On Mon, Nov 10, 2014 at 12:03 PM, Eduard Moraru
<enygma2002(a)gmail.com> wrote:
Hi Marius,
On Mon, Nov 10, 2014 at 12:24 PM, Marius Dumitru Florea <
mariusdumitru.florea(a)xwiki.com> wrote:
I'm undecided. As a technical Linux user I
prefer case sensitivity, but I
can see why this is sometimes unexpected for non-technical users. I'm not
sure how you plan to implement this. I know this thread is not about the
technical aspects but still I think it's important to consider the cost
that this change will imply.
First, even for a case insensitive system, I think it's very important to
preserve the case entered by the user. For instance, If I create a user
with the alias 'myCoolAlias' then I wouldn't like to see
'mycoolalias'
displayed in the UI. Same, if I attach a file named
'myCoolPresentation.odp' then I want to see precisely that name on the list
of attachments. So we need to store case sensitive values in the database.
The difference from now will be:
* when creating an entity: check that there's no other entity that has the
same normalized reference (toLowerCase/toUpperCase)
* when retrieving an entity: look for normalized references
This means we'll have to call toLowerCase/toUpperCase very often so we need
proper database indexes. Otherwise we'll have a performance impact.
Right. I posted a similar comment on the Jira issue.
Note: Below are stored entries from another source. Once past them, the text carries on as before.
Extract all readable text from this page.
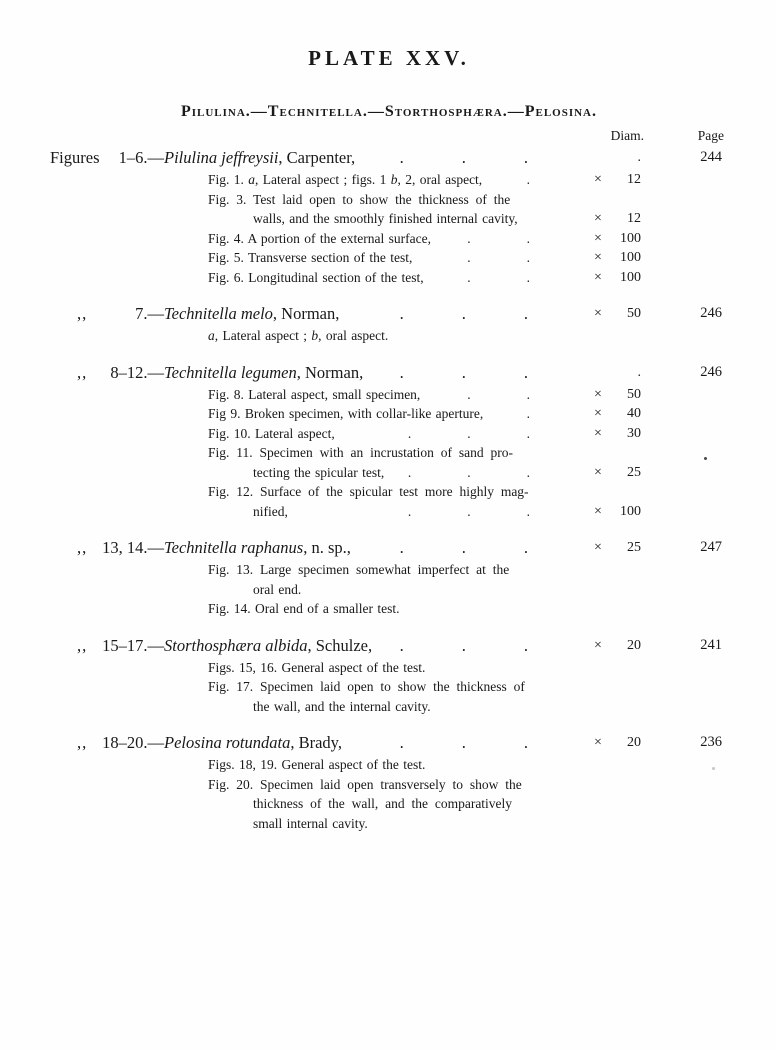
PLATE XXV.
Pilulina.—Technitella.—Storthosphæra.—Pelosina.
Diam.	Page
Figures 1–6.— Pilulina jeffreysii , Carpenter,	...	.	244
Fig. 1. a, Lateral aspect ; figs. 1 b, 2, oral aspect,	. ×	12
Fig. 3. Test laid open to show the thickness of the
walls, and the smoothly finished internal cavity,	×	12
Fig. 4. A portion of the external surface,	.. ×	100
Fig. 5. Transverse section of the test,	.. ×	100
Fig. 6. Longitudinal section of the test,	.. ×	100
,,	7.— Technitella melo , Norman,	... ×	50	246
a, Lateral aspect ; b, oral aspect.
,, 8–12.— Technitella legumen , Norman, ...	.	246
Fig. 8. Lateral aspect, small specimen,	.. ×	50
Fig 9. Broken specimen, with collar-like aperture,	. ×	40
Fig. 10. Lateral aspect,	... ×	30
Fig. 11. Specimen with an incrustation of sand pro-
tecting the spicular test, ... ×	25
Fig. 12. Surface of the spicular test more highly mag-
nified,	... ×	100
,, 13, 14.— Technitella raphanus , n. sp.,	... ×	25	247
Fig. 13. Large specimen somewhat imperfect at the
oral end.
Fig. 14. Oral end of a smaller test.
,, 15–17.— Storthosphæra albida , Schulze, ... ×	20	241
Figs. 15, 16. General aspect of the test.
Fig. 17. Specimen laid open to show the thickness of
the wall, and the internal cavity.
,, 18–20.— Pelosina rotundata , Brady,	... ×	20	236
Figs. 18, 19. General aspect of the test.
Fig. 20. Specimen laid open transversely to show the
thickness of the wall, and the comparatively
small internal cavity.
Another interesting idea I was just thinking about would be to add
uniqueness constraints in the database on lower(doc.fullName) for instance.
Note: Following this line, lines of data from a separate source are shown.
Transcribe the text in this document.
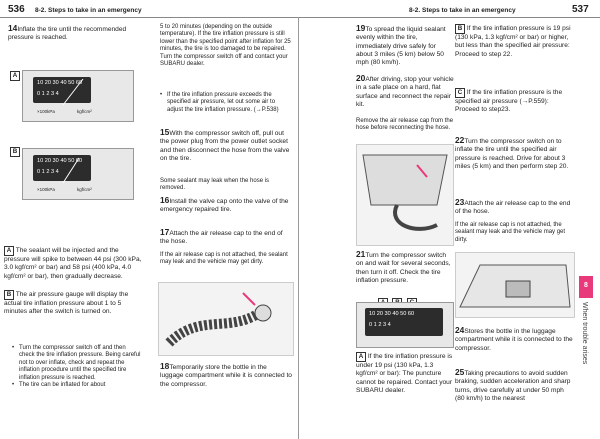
536 8-2. Steps to take in an emergency	8-2. Steps to take in an emergency	537
14Inflate the tire until the recommended pressure is reached.
A
10 20 30 40 50 60
0 1 2 3 4
×100kPa	kgf/cm²
B
10 20 30 40 50 60
0 1 2 3 4
×100kPa	kgf/cm²
A The sealant will be injected and the pressure will spike to between 44 psi (300 kPa, 3.0 kgf/cm² or bar) and 58 psi (400 kPa, 4.0 kgf/cm² or bar), then gradually decrease.
B The air pressure gauge will display the actual tire inflation pressure about 1 to 5 minutes after the switch is turned on.
• Turn the compressor switch off and then check the tire inflation pressure. Being careful not to over inflate, check and repeat the inflation procedure until the specified tire inflation pressure is reached.
• The tire can be inflated for about
5 to 20 minutes (depending on the outside temperature). If the tire inflation pressure is still lower than the specified point after inflation for 25 minutes, the tire is too damaged to be repaired. Turn the compressor switch off and contact your SUBARU dealer.
• If the tire inflation pressure exceeds the specified air pressure, let out some air to adjust the tire inflation pressure. (→P.538)
15With the compressor switch off, pull out the power plug from the power outlet socket and then disconnect the hose from the valve on the tire.
Some sealant may leak when the hose is removed.
16Install the valve cap onto the valve of the emergency repaired tire.
17Attach the air release cap to the end of the hose.
If the air release cap is not attached, the sealant may leak and the vehicle may get dirty.
18Temporarily store the bottle in the luggage compartment while it is connected to the compressor.
19To spread the liquid sealant evenly within the tire, immediately drive safely for about 3 miles (5 km) below 50 mph (80 km/h).
20After driving, stop your vehicle in a safe place on a hard, flat surface and reconnect the repair kit.
Remove the air release cap from the hose before reconnecting the hose.
21Turn the compressor switch on and wait for several seconds, then turn it off. Check the tire inflation pressure.

10 20 30 40 50 60
0 1 2 3 4
A If the tire inflation pressure is under 19 psi (130 kPa, 1.3 kgf/cm² or bar): The puncture cannot be repaired. Contact your SUBARU dealer.
B If the tire inflation pressure is 19 psi (130 kPa, 1.3 kgf/cm² or bar) or higher, but less than the specified air pressure: Proceed to step 22.
C If the tire inflation pressure is the specified air pressure (→P.559): Proceed to step23.
22Turn the compressor switch on to inflate the tire until the specified air pressure is reached. Drive for about 3 miles (5 km) and then perform step 20.
23Attach the air release cap to the end of the hose.
If the air release cap is not attached, the sealant may leak and the vehicle may get dirty.
24Stores the bottle in the luggage compartment while it is connected to the compressor.
25Taking precautions to avoid sudden braking, sudden acceleration and sharp turns, drive carefully at under 50 mph (80 km/h) to the nearest
8
When trouble arises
That would cover the creation step.
Regarding performance, I have found in some quick searches that uniqueness
constraints are also achievable through unique function-based indexes [1].
On both cases, we would have to investigate on the database support or
solutions for using a function like lower() for the database unique
constraint or the unique index.
----------
[1]
http://stackoverflow.com/questions/3944840/create-unqiue-case-insensitive-c…
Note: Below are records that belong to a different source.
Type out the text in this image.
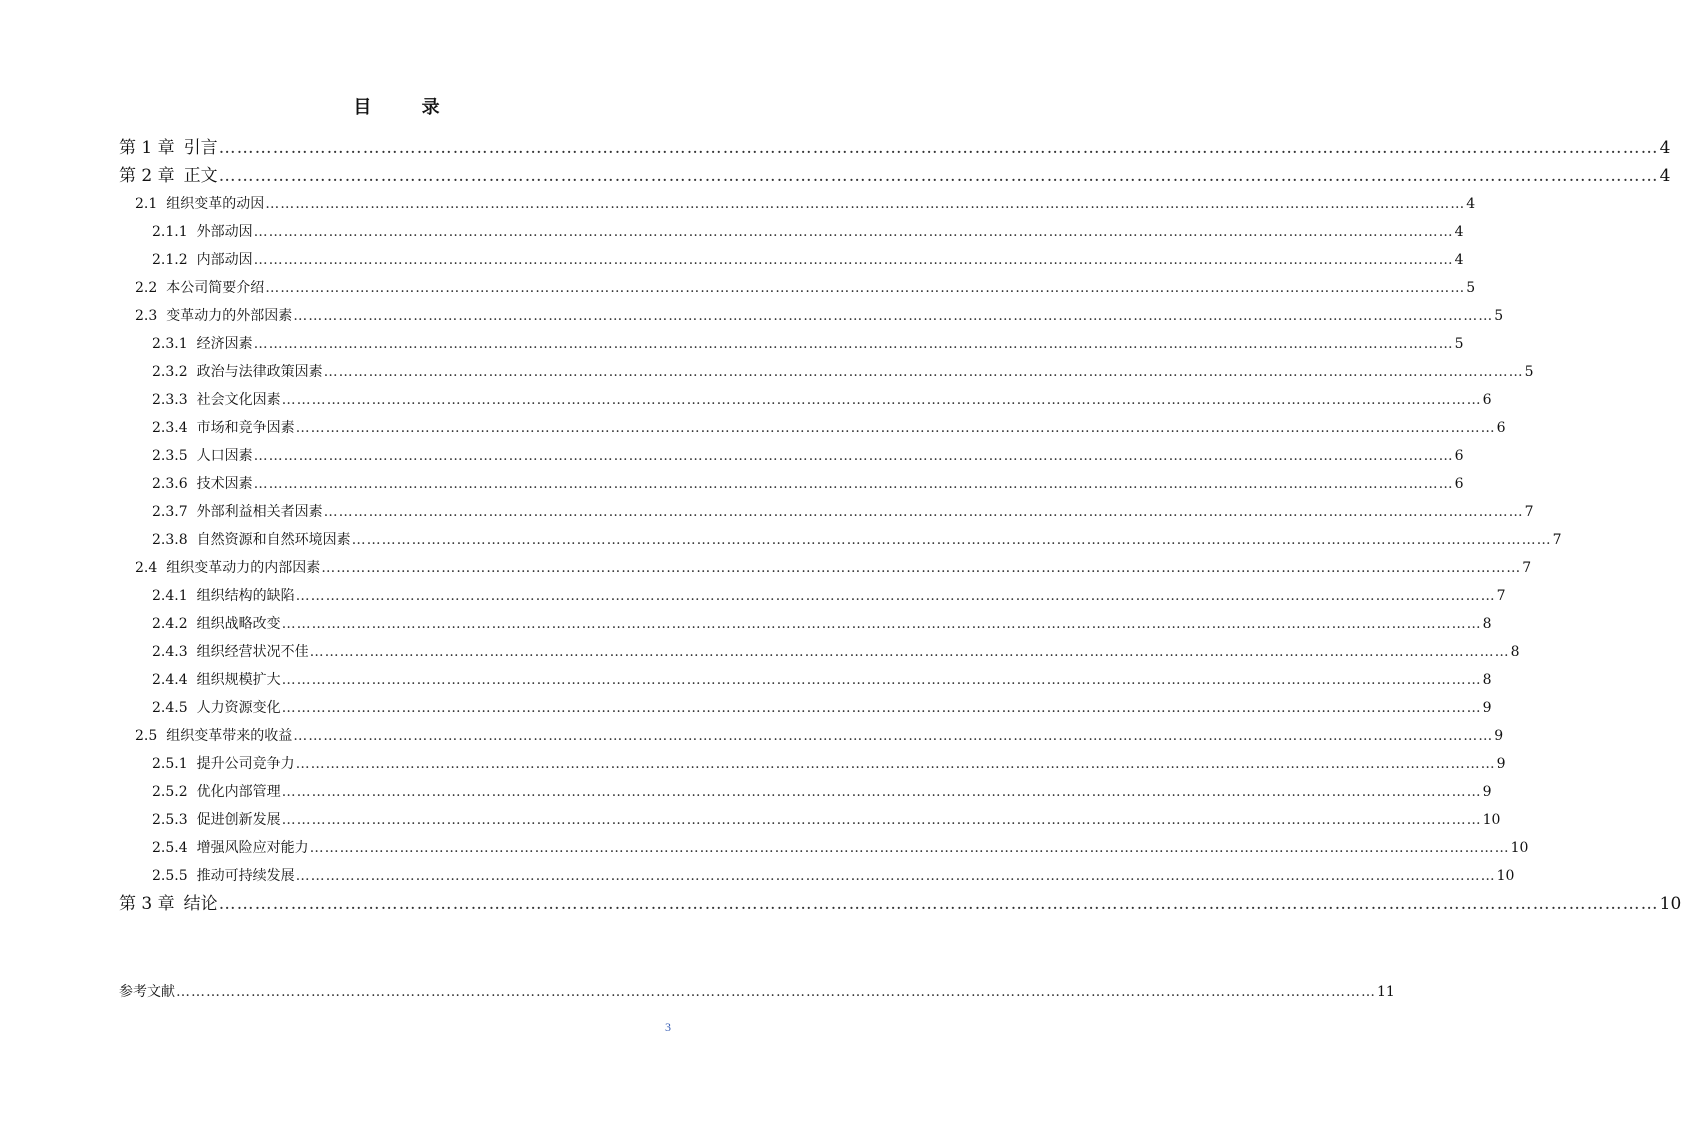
目 录
第 1 章 引言 …………………………………………………………………………………………………………………………………………………………………………………………………………………… 4
第 2 章 正文 …………………………………………………………………………………………………………………………………………………………………………………………………………………… 4
2.1 组织变革的动因 …………………………………………………………………………………………………………………………………………………………………………………………………………………… 4
2.1.1 外部动因 …………………………………………………………………………………………………………………………………………………………………………………………………………………… 4
2.1.2 内部动因 …………………………………………………………………………………………………………………………………………………………………………………………………………………… 4
2.2 本公司简要介绍 …………………………………………………………………………………………………………………………………………………………………………………………………………………… 5
2.3 变革动力的外部因素 …………………………………………………………………………………………………………………………………………………………………………………………………………………… 5
2.3.1 经济因素 …………………………………………………………………………………………………………………………………………………………………………………………………………………… 5
2.3.2 政治与法律政策因素 …………………………………………………………………………………………………………………………………………………………………………………………………………………… 5
2.3.3 社会文化因素 …………………………………………………………………………………………………………………………………………………………………………………………………………………… 6
2.3.4 市场和竞争因素 …………………………………………………………………………………………………………………………………………………………………………………………………………………… 6
2.3.5 人口因素 …………………………………………………………………………………………………………………………………………………………………………………………………………………… 6
2.3.6 技术因素 …………………………………………………………………………………………………………………………………………………………………………………………………………………… 6
2.3.7 外部利益相关者因素 …………………………………………………………………………………………………………………………………………………………………………………………………………………… 7
2.3.8 自然资源和自然环境因素 …………………………………………………………………………………………………………………………………………………………………………………………………………………… 7
2.4 组织变革动力的内部因素 …………………………………………………………………………………………………………………………………………………………………………………………………………………… 7
2.4.1 组织结构的缺陷 …………………………………………………………………………………………………………………………………………………………………………………………………………………… 7
2.4.2 组织战略改变 …………………………………………………………………………………………………………………………………………………………………………………………………………………… 8
2.4.3 组织经营状况不佳 …………………………………………………………………………………………………………………………………………………………………………………………………………………… 8
2.4.4 组织规模扩大 …………………………………………………………………………………………………………………………………………………………………………………………………………………… 8
2.4.5 人力资源变化 …………………………………………………………………………………………………………………………………………………………………………………………………………………… 9
2.5 组织变革带来的收益 …………………………………………………………………………………………………………………………………………………………………………………………………………………… 9
2.5.1 提升公司竞争力 …………………………………………………………………………………………………………………………………………………………………………………………………………………… 9
2.5.2 优化内部管理 …………………………………………………………………………………………………………………………………………………………………………………………………………………… 9
2.5.3 促进创新发展 …………………………………………………………………………………………………………………………………………………………………………………………………………………… 10
2.5.4 增强风险应对能力 …………………………………………………………………………………………………………………………………………………………………………………………………………………… 10
2.5.5 推动可持续发展 …………………………………………………………………………………………………………………………………………………………………………………………………………………… 10
第 3 章 结论 …………………………………………………………………………………………………………………………………………………………………………………………………………………… 10
参考文献 …………………………………………………………………………………………………………………………………………………………………………………………………………………… 11
3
Second, we have lots of places that query the
database and since we have to
store the raw case-sensitive values then we need to update all this places.
Moreover, since it's not about a single field/column I'm not sure we can
write a query filter to lower the case automatically. Then we also have a
lot of extensions that query the database and that create entities. Those
will have to be updated too.
Not sure a filter would be the solution, since queries should be
application-specific.
Lastly, AFAIK lower case and upper case are locale dependent. The 'lower'
query function doesn't have a locale parameter so it depends on the locale
the database has been configured with. So there can be cases when a user
won't be able to retrieve an entity using some locale dependent lowercase
version of the reference because the database computes the lower case
differently than what the user expects (because it uses a different
locale).
Well, as long as we do something like lower(myValue) = lower(dbValue)
instead of myValue = lower(dbValue), we should be good, right? (i. e. apply
the same databse collation/logic on both the searched value and the db
value so that we never get a missmatch).
Not really, the problem you will have is that lower is not going to do
it's job because you are not in the right locale. That means that you
might end up with the request thinking that two values are not equals
while if lower did its job properly it would have been. In XWiki side
we will apply the locale to String.toLower and we will get a different
result which means that you have cases where in the require two
document name are not equals but they are when you compare two
DocumentReference which might create many issues.